Sayangnya, air mata haru itu harus berubah menjadi air mata kesedihan, saat dokter menjelaskan kondisi Aiza. Rasanya, ruang dokter itu berubah menjadi ruangan pengadilan dengan dirinya yang tengah didakwa.
Ternyata, kondisi Aiza tidak baik-baik saja, ada tumor yang tengah tumbuh di rahimnya seiring dengan pertumbuhan bayinya. Beruntung hal itu tidak terlalu berpengaruh untuk bayinya, hanya saja itu sangat berbahaya untuk dirinya.
Rasa sakit yang beberapa waktu ini ia rasakan bersumber dari tumor itu, dan semakin besar kandungannya semakin intens juga rasa sakit itu akan datang. Yang paling parah, tumor itu berpotensi membuat komplikasi saat proses melahirkan nanti. Dunianya seperti terenggut saat ia harus memilih, antara dirinya atau bayinya.
Stevan yang sedari awal mendampinginya dan ikut merasakan emosi Aiza hanya bisa terdiam. Bahkan saat dokter menanyakan pendapatnya sebagai suami Aiza, lelaki itu hanya diam tanpa kata membuat dokter memberikan mereka waktu untuk memilih vonis mana yang akan mereka pilih.
“Zahra...”
“Jangan bicara apapun tentang apa yang terjadi di ruangan tadi.” Potong Aiza yang tidak mau mendengar apapun atau saran apapun menyangkut keputusannya kelak.
Stevan menghentikan langkahnya, lalu menggenggam tangan Aiza membuat wanita itu ikut menghentikan langkahnya. “Tapi kita harus bicarain ini, Zahra. Ini tentang hidup dan mati lo.” Desak Stevan yang entah kenapa ia merasa seluruh syaraf di tubuhnya berhenti berfungsi saat dokter memvonis Aiza tadi.
“Lalu kenapa?” Aiza melapaskan genggaman tangan Stevan paksa. “Ini hidup gue, gue yang berhak mutusin. Dan mungkin lo lupa kalau lo bukan suami gue dan kita hanya orang asing sekarang.” Tanpa berniat menunggu Stevan, Aiza kembali berjalan menuju ruang rawat Amanda yang berjarak beberapa pintu dari tempatnya berdiri.
Sementara Stevan, ia terhenyak dengan perkataan Aiza yang menyadarkannya dari sandiwara yang ia buat sendiri.

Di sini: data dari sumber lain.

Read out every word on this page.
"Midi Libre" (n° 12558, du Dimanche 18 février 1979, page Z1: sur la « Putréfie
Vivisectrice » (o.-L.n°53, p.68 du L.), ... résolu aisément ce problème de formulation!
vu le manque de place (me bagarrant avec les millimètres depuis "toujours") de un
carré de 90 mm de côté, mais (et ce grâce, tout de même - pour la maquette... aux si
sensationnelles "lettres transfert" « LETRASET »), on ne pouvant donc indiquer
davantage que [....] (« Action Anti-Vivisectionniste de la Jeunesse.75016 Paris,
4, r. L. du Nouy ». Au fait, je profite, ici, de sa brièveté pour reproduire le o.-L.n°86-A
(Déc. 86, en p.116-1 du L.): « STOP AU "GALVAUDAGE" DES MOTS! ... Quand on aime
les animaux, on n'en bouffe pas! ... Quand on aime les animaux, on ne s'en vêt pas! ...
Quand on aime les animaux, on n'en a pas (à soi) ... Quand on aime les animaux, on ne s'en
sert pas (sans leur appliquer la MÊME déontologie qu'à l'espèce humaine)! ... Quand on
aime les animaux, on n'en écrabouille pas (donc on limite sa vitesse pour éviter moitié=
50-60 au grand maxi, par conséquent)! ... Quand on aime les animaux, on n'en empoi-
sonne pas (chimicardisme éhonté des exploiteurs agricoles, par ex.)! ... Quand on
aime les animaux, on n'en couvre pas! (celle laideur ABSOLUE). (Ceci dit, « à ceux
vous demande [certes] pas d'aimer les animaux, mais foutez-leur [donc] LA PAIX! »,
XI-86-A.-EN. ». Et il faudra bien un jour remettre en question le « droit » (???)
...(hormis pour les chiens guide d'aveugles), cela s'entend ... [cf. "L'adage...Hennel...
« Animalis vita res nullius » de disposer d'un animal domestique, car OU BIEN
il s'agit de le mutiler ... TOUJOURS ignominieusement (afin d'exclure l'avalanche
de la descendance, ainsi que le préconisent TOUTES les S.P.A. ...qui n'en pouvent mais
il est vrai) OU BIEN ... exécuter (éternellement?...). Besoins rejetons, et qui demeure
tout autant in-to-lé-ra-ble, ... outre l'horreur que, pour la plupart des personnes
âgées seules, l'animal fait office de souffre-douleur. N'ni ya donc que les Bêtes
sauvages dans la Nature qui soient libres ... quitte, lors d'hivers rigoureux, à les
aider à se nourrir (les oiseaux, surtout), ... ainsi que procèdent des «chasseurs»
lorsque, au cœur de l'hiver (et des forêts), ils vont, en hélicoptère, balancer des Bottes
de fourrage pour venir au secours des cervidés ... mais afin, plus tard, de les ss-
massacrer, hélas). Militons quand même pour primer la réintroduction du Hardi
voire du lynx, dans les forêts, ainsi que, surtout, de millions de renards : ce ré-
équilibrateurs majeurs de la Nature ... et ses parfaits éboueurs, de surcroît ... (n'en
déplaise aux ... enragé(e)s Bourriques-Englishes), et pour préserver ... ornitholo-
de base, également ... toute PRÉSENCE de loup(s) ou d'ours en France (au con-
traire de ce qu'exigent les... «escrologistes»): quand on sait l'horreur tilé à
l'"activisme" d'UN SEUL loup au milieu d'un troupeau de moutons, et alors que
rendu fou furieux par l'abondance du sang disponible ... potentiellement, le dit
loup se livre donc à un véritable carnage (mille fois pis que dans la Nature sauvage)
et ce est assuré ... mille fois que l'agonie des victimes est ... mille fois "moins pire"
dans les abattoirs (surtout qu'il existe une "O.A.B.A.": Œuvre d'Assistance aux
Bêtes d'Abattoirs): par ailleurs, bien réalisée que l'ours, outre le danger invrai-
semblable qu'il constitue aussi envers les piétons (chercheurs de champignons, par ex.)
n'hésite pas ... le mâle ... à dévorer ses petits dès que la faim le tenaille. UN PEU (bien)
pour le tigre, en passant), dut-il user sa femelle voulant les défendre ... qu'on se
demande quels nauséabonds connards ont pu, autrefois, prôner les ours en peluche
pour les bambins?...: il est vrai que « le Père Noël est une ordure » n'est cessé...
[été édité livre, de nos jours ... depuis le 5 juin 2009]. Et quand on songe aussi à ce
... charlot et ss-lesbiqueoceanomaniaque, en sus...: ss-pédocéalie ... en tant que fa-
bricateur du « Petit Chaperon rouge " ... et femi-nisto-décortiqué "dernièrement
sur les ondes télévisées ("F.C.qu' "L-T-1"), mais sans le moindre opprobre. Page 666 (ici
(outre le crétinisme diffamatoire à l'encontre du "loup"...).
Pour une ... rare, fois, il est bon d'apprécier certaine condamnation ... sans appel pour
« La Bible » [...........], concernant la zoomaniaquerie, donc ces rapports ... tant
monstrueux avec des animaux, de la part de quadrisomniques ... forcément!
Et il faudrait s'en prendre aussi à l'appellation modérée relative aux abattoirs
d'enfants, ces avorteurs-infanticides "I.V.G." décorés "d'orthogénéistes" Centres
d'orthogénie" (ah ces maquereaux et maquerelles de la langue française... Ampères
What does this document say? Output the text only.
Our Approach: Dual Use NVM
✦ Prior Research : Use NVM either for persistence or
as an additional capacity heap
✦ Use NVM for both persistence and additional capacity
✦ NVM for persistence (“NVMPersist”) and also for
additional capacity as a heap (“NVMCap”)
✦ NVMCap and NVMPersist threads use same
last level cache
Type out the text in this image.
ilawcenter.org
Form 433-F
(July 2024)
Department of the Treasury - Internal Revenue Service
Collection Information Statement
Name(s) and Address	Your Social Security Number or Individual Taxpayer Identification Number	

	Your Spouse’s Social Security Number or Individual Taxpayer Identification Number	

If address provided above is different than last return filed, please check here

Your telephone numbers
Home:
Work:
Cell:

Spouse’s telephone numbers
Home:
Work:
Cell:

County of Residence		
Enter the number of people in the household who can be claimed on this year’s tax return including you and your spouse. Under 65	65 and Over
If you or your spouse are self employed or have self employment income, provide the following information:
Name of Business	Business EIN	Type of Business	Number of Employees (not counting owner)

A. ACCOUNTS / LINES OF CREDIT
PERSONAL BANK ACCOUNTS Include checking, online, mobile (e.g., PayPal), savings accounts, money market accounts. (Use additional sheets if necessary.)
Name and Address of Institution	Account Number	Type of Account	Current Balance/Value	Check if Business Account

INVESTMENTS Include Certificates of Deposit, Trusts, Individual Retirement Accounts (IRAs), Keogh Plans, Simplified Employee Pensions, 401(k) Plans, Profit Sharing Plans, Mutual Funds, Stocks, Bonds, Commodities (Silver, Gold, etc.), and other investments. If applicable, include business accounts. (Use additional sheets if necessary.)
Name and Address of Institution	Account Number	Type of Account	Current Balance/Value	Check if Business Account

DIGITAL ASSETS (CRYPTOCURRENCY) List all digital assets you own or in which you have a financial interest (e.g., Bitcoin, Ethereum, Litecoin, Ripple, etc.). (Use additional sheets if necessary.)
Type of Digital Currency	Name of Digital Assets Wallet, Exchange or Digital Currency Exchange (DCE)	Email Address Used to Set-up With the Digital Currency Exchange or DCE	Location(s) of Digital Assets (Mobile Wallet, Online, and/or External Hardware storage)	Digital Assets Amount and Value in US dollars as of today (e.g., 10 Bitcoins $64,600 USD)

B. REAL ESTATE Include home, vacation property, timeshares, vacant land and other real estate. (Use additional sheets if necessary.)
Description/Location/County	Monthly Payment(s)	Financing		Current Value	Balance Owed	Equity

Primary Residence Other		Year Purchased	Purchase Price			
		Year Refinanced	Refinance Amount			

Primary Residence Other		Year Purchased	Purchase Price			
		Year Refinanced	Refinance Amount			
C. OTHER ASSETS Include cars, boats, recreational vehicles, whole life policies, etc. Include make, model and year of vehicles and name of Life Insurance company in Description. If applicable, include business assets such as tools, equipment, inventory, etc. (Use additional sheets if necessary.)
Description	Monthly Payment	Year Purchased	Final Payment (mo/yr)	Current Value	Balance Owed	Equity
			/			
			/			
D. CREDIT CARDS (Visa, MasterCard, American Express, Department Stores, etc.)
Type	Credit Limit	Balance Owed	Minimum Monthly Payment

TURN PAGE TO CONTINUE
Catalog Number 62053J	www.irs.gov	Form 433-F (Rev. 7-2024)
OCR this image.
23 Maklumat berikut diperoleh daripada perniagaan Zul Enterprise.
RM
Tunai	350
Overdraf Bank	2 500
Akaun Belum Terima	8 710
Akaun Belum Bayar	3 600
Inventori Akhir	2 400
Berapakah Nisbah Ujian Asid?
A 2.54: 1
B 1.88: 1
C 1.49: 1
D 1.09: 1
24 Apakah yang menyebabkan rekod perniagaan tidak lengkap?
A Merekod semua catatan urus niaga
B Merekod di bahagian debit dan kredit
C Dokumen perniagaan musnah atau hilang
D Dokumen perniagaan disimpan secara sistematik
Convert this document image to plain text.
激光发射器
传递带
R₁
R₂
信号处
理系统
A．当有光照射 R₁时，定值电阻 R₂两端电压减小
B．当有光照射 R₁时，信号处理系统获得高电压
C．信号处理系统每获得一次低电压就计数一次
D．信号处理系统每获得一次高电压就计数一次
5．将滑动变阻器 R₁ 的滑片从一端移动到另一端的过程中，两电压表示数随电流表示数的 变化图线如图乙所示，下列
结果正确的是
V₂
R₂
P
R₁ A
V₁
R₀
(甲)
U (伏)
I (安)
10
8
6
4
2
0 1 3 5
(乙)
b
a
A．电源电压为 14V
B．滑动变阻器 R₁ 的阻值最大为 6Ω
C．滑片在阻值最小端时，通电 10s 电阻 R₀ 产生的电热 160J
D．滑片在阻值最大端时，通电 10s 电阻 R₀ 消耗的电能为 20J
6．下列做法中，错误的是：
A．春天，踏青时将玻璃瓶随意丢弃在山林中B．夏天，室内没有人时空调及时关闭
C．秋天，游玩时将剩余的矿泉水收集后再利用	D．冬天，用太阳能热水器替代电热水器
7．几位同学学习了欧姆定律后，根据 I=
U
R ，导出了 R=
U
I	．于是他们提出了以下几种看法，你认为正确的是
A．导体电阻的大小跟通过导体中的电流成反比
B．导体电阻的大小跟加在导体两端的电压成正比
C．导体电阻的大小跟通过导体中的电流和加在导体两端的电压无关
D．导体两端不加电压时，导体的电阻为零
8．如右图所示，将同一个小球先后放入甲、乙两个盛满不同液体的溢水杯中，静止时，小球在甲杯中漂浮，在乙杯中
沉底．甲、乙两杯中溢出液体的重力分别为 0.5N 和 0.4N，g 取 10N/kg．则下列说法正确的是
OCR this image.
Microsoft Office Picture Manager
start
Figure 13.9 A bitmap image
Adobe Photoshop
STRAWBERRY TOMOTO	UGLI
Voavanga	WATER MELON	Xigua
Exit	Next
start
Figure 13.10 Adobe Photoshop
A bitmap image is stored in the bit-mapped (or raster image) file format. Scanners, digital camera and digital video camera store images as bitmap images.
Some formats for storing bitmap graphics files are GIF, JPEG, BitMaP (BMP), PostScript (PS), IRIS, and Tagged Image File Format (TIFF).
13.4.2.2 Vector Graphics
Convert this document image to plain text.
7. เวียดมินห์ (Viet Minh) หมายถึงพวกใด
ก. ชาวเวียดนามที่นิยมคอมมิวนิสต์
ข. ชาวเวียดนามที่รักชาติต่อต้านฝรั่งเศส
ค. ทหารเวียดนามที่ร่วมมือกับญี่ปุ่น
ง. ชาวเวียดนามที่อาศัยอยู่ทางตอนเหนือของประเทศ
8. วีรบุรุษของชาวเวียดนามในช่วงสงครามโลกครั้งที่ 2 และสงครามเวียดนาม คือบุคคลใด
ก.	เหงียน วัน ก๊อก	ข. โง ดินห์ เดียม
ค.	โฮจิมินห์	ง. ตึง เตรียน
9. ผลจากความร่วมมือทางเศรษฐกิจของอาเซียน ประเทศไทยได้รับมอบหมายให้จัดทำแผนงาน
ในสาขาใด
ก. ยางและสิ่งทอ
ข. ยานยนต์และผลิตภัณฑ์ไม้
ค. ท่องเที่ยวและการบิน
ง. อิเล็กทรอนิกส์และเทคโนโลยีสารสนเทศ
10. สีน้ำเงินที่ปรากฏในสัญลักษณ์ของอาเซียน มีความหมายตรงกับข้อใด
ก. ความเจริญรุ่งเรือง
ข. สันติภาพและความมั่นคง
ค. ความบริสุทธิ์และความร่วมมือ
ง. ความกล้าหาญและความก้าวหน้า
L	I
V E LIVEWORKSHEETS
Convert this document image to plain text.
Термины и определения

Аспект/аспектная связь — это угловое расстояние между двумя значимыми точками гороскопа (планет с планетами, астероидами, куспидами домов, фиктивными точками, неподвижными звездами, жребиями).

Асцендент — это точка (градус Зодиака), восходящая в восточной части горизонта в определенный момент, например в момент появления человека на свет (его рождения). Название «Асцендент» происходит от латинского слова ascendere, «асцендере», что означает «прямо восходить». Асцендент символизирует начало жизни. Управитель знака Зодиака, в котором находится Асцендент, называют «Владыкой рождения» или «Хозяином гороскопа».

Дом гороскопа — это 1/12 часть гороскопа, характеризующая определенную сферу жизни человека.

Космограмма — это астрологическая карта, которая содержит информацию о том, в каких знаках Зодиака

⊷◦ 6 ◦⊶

Tapi mendengar perkataan dokter tadi, membuat Stevan kalut, ia lupa kalau Aiza bukan siapa-siapa, mereka bahkan tidak mempunyai hubungan apapun, baik itu teman, sahabat apalagi saudara. Mereka hanya dua orang yang dipaksa untuk terus berhubungan karena orang-orang yang mereka sayangi.
Stevan Sampai di depan ruangan Amanda dan melihat Aiza yang ternyata belum masuk dan hanya berdiri diam di depan pintu dengan tangan yang meremas keras gagang pintu. Stevan punya firasat buruk tentang ini, ia langsung berlari kearah Aiza dan berdiri tepat di belakang wanita itu.
Benar saja dugaannya, ternyata Aiza tengah menguping pembicaraan Gerald dan Amanda yang tidak seharusnya diketahui Aiza. Stevan sudah bergerak untuk membuka pintu agar percakapan dua orang di dalam ruangan itu berhenti, tapi Aiza lebih dulu memberikan tatapan tajam penuh peringatan pada Stevan, membuat lelaki itu urung membuka pintu.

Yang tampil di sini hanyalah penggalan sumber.